What do preschoolers, lawyers, and politicians all have in common?

They have a hard time telling the truth.

Just kidding (sort of). But for real- our house is struggling with a little bit of 3 year old fib telling. Nothing parents everywhere haven’t had to deal with at some point I’m sure, but yesterday it really came to a head with several blatant not-truths spoken throughout the day to both mom and dad.

At this age, it’s definitely not malicious. It’s just an honest testing of the waters. One of those obstacles on the training ground for moms and dads who are trying to “Raise your kids up in the way they should go.”

I’ve been thinking a lot about the lying, and realized that what bothers me most is the fact that when my daughter lies to me about something that she has done, she is doing it because she is afraid of what my reaction might be to her. As we raise these little ones, I hope that my children feel that they can trust me to be a safe-zone, even if they find themselves in the middle of a real mess.

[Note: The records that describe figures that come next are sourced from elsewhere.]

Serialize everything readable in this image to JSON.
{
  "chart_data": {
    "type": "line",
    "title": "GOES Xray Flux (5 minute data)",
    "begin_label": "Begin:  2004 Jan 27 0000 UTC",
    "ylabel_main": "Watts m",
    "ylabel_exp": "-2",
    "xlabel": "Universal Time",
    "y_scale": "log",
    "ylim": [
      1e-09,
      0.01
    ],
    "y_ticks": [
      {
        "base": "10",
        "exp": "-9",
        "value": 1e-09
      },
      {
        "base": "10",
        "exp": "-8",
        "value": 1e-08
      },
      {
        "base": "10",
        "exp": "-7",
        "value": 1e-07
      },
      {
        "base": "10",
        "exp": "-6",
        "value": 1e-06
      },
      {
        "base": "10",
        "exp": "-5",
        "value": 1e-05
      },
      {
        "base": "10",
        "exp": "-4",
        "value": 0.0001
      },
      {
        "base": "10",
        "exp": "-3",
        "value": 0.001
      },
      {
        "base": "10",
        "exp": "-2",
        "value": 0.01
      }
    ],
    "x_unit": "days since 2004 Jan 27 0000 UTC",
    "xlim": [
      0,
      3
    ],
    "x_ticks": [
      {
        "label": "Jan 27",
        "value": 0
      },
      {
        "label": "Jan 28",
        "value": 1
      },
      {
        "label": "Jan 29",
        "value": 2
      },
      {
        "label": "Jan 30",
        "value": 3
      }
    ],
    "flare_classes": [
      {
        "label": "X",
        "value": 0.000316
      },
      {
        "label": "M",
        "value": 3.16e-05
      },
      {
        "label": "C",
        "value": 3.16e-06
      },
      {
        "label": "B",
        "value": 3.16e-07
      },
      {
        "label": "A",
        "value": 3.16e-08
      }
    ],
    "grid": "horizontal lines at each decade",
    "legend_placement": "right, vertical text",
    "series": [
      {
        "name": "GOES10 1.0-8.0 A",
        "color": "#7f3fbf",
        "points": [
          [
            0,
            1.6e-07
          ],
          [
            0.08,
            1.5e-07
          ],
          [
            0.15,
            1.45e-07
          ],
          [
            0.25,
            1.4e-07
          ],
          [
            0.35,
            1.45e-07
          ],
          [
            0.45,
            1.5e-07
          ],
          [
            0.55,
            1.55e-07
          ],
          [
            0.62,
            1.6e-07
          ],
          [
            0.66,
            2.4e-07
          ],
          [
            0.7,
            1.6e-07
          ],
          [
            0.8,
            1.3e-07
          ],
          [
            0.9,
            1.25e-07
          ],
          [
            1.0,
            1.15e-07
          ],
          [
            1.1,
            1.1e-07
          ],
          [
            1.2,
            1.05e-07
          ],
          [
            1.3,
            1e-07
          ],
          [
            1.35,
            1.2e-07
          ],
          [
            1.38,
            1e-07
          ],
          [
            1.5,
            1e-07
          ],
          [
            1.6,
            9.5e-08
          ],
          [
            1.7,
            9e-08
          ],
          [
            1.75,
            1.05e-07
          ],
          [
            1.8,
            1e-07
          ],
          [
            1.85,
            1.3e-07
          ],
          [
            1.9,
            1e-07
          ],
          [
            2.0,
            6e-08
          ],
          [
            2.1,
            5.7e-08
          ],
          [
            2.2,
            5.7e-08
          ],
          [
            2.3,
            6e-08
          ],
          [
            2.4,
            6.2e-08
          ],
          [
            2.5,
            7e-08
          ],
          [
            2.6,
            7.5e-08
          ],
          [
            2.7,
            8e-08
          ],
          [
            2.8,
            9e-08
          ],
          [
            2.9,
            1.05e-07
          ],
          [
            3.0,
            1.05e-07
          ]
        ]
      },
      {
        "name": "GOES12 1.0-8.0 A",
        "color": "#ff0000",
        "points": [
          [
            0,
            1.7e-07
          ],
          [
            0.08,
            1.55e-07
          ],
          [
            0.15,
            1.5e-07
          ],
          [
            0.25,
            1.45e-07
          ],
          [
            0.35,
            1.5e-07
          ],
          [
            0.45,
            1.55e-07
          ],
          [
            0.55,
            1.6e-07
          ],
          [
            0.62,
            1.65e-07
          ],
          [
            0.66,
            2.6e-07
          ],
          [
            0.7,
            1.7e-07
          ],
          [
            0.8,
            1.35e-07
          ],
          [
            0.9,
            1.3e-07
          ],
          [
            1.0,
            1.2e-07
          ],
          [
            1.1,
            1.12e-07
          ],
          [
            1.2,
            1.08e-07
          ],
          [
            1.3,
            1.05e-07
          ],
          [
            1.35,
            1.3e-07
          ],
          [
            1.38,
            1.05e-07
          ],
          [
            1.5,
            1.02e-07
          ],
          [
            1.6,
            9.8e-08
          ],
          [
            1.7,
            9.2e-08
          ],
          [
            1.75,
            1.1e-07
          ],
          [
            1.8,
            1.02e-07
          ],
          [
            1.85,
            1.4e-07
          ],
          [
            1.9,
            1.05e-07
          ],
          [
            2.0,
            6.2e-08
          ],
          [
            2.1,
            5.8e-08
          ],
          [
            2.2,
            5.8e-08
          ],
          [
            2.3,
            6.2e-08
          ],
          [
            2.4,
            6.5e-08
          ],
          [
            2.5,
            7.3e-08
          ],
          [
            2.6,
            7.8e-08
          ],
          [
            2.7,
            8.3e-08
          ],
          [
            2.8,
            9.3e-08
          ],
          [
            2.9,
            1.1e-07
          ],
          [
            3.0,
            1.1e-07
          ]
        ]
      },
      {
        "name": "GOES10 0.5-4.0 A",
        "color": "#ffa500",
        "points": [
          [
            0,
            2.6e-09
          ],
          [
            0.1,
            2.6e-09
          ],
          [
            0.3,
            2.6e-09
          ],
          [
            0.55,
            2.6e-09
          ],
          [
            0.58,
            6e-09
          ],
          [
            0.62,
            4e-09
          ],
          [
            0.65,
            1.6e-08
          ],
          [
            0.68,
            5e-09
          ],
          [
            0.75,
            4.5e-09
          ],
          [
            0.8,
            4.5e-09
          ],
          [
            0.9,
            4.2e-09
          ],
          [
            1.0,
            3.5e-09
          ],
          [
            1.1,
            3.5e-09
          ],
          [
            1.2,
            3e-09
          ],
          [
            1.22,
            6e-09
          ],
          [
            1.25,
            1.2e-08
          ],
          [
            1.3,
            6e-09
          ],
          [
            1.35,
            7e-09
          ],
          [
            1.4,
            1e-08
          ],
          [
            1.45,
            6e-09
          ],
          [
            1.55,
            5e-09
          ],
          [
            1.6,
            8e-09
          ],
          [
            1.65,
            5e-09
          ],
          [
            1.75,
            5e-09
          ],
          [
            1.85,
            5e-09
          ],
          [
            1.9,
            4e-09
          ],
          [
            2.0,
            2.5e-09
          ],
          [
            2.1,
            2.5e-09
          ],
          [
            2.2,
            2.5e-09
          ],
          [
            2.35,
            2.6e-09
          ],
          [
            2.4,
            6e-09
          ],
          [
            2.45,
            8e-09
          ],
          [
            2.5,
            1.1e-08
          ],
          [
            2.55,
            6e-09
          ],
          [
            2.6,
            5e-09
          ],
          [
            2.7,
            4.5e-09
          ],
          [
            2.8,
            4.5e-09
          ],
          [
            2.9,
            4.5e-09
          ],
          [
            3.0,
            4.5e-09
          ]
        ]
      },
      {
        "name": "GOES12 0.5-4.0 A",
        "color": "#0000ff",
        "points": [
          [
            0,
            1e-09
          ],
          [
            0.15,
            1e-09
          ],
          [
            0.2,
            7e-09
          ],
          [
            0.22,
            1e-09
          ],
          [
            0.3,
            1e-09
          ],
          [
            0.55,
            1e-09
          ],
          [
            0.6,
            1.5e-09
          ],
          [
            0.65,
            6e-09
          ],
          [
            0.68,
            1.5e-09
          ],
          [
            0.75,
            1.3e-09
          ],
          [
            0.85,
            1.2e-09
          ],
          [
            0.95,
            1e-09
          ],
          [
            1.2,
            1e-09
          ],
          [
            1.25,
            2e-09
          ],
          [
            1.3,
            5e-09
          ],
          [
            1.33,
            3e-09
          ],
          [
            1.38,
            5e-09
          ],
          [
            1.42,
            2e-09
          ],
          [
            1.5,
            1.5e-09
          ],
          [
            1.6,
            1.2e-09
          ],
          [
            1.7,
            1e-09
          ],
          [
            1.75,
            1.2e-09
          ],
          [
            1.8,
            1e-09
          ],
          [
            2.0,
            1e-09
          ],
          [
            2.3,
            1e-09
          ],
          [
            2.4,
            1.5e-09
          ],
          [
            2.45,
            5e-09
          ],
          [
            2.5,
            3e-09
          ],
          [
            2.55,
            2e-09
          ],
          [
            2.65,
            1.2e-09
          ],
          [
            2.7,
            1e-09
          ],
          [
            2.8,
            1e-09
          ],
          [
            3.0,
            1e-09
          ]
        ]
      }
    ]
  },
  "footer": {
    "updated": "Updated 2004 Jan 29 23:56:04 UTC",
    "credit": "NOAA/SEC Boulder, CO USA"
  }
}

These little lies are as much a training ground for me as they are for her- showing me areas that I need to work on with my own relationship to my daughter as I navigate the tension between dealing out real consequences for sin while also acting gently and with great love toward my children. It’s not easy.

Anyway, as I heard Olivia spout out yet another fib to her dad yesterday, I knew I needed to come up with something impactful. I needed one of those “creative mom discipline ideas” that I am woefully short on.

Thank God for the Holy Spirit, because just as I was starting to feel completely inadequate for this parenting job, in drops Psalm 119:103. “How sweet are your words to my taste, sweeter than honey to my mouth.” And a picture of the sticky sweet chocolate in my pantry.

After dinner a little bit later, I told Olivia I was going to make a special treat for her. I got out two tiny bowls and in one I put a decadent piece of dark chocolate which she loves. In the other was some equally rich looking unsweetened chocolate. You know, the kind you found as a kid in your mom’s baking supplies and thought you struck gold till you took a big, bitter bite?

I put the unsweetened chocolate before my eager daughter, and she popped her pinch of chocolate right in her mouth. “Mom, this doesn’t taste so good…”

A swig of water.

The second bite (I can’t believe she trusted me on the second one- hope is not lost!) “This one is yummy!”

“Olivia, do you remember when you told me and your dad lies today? That was like taking a piece of that yucky chocolate there and giving it to mom and dad to eat. It looked good, but when we ate it it made us feel sick. And do you remember when you finally told us the truth? That was like giving mom and dad one of those delicious pieces of chocolate. It made us so happy, it was so sweet and delicious!”

I hope this bitter sweet object lesson sunk in deep and far, but only time will tell. Its funny how little ones absorb and learn, and only down the line do you truly get to see what has taken root. But I am grateful in the meantime to remember that I am “more than equipped for this good work.” And who doesn’t love learning a lesson that includes chocolate??